Thailand's housing market showed signs of recovery in the first quarter of 2026, driven by government stimulus. Transaction volumes rose, but gains in value lagged, highlighting weak purchasing power.
The Government Housing Bank warned that rising energy costs linked to the Middle East war, soft domestic demand, and a pullback in foreign buying could weigh on the sector for the rest of the year.
The housing market is expected to decline slightly in 2026 due to energy costs and inflation. However, government stimulus, extended loan-to-value easing, and fee cuts for certain homes will limit the downturn.
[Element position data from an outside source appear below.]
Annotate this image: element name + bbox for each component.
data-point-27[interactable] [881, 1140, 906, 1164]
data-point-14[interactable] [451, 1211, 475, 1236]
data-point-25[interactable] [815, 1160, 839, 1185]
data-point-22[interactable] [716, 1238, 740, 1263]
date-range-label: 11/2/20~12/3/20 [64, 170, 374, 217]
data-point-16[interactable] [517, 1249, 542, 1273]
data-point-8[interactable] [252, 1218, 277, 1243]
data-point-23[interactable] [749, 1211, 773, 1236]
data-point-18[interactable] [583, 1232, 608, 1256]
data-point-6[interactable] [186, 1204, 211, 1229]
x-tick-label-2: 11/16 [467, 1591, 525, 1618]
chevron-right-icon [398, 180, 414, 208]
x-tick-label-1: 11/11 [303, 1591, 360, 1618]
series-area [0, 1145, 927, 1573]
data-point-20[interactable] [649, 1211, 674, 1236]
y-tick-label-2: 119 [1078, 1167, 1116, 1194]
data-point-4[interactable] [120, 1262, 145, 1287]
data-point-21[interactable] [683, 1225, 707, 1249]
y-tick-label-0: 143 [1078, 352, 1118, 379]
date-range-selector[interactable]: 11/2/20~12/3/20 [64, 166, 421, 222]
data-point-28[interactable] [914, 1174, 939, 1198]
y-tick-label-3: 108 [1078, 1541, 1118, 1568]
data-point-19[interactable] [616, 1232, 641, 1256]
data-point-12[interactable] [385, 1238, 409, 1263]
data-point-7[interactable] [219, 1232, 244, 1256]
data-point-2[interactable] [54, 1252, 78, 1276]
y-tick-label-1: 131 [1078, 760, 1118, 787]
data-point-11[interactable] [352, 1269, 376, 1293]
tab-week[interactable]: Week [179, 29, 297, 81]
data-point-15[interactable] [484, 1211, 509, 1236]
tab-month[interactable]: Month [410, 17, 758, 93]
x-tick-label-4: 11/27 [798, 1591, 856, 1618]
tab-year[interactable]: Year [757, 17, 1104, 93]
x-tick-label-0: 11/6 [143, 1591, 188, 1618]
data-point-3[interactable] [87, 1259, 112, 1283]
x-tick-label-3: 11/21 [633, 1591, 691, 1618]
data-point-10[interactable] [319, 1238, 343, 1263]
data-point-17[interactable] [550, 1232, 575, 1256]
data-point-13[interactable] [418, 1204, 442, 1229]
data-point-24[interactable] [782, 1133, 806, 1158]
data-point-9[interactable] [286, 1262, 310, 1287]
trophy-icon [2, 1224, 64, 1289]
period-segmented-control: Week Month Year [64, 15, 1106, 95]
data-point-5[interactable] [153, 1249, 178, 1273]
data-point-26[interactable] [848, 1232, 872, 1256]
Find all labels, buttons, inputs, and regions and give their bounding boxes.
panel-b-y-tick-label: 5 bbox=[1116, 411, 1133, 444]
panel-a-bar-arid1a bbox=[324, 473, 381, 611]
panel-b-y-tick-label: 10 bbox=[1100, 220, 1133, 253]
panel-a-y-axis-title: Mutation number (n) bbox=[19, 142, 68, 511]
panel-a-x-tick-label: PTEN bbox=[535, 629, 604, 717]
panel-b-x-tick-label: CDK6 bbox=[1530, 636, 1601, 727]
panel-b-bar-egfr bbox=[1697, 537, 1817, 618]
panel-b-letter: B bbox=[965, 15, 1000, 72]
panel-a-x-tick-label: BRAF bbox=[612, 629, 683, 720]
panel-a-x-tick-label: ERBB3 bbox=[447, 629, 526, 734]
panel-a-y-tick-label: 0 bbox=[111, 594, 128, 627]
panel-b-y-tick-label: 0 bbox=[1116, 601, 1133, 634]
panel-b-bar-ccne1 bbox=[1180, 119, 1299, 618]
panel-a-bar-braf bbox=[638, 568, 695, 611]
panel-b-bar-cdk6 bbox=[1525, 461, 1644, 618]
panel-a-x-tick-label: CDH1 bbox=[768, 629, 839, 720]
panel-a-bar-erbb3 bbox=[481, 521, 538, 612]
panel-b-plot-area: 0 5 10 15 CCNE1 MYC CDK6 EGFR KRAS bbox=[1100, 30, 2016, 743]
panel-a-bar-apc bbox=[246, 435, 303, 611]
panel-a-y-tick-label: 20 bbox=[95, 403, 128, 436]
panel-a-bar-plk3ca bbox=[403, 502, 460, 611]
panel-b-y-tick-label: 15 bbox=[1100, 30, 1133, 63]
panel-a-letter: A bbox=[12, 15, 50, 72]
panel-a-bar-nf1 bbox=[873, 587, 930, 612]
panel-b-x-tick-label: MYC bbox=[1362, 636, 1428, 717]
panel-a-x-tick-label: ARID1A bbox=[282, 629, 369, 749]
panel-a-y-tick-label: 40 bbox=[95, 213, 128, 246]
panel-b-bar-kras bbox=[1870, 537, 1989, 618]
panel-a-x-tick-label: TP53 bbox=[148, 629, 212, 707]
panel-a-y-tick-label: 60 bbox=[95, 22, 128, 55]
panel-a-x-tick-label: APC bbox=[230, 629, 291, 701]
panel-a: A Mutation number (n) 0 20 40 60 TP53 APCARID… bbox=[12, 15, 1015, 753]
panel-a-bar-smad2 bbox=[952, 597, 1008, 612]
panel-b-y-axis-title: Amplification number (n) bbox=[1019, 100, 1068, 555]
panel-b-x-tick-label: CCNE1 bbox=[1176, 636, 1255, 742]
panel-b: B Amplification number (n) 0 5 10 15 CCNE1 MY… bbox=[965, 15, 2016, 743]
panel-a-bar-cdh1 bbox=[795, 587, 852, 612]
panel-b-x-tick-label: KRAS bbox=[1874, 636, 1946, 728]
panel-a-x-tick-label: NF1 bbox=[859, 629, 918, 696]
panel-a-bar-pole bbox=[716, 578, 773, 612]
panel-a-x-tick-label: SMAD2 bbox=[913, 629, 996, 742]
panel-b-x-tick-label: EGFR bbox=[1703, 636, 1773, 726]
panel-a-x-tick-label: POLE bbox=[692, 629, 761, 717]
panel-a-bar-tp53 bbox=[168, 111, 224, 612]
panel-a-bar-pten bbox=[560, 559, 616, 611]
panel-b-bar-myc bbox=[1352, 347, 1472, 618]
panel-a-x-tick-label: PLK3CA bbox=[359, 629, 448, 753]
Foreign condominium demand weakened sharply in January-March, with transfers down about 17% year-on-year. Chinese buying declined by 43% in value, while Russian demand grew.
The bank expects a mild contraction in 2026, with transfers seen down 1.1% in volume and 2.3% in value. New mortgage lending is projected to fall 1.6%.
Residential unit transfers rose 11.2% year-on-year in the first quarter, while value increased by a modest 3.1%, indicating a shift towards lower-priced homes.
Higher energy and construction costs, driven by geopolitical tensions, are weighing on household purchasing power.
Thailand's household debt stood at 16.44 trillion baht ($504.45 billion) at the end of last year, or 86.7% of GDP, one of Asia's highest levels.
Housing loans are starting to recover after a prolonged downturn, with new mortgage lending rising 11.1% year-on-year to about 122 billion baht in the first quarter.